Communications giant CenturyLink this week reported that profit rose 2.6 percent – to $239 million – in the fourth quarter of 2014, but a decline in legacy services contributed to the company’s sixth consecutive quarter of falling revenue.
After the earnings news released, the company’s stock price slipped about 5 percent on Thursday, but has since regained half of that, rising to $39.49 per share as of 12:20 p.m. ET on Friday.
CenturyLink and other traditional telecommunications providers have begun to rely more and more on the direct and indirect sale of business services in order to make up for the losses in legacy-service revenue.
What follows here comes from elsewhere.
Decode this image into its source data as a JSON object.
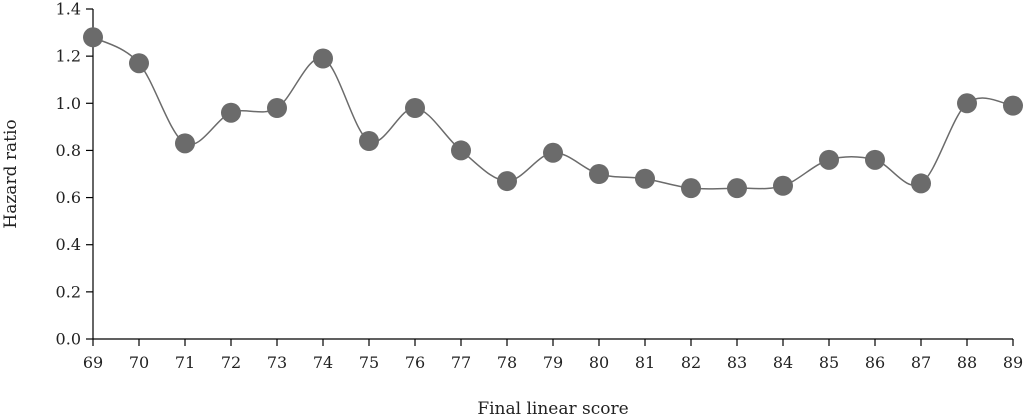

And while last quarter wasn’t particularly strong for CenturyLink’s business segment, strategic business revenue was up slightly (0.4 percent) on the strength of high-bandwidth offerings such as MPLS, Ethernet and wavelength services.
Data services grew 13 percent over the same period a year ago. Managed-hosting revenue rose 1.4 percent. Colocation sales grew nearly 2 percent.
Lower legacy, private-line and data-integration sales led to a 3.6 percent decline in business revenue overall ($2.7 billion).
“As we look to 2015, we anticipate stronger revenue generation in the second half of the year and expect to reach revenue stability for the full year,” said Glen F. Post III, chief executive officer and president of CenturyLink. “We believe revenue growth will benefit from strategic product expansion and our recently implemented organizational realignment. This realignment has strengthened our focus on sales and revenue generation as we have combined and expanded our network and managed hosting/cloud sales forces, while enhancing our product portfolio to support strategic revenue growth in the months ahead.”
CenturyLink relies on a bevy of channel partners to sell its business services. At its Channel Alliance event last month, channel chief Blake Wetzel encouraged traditional telecom agents to find their niche in a sales environment that’s increasingly leaning toward IT.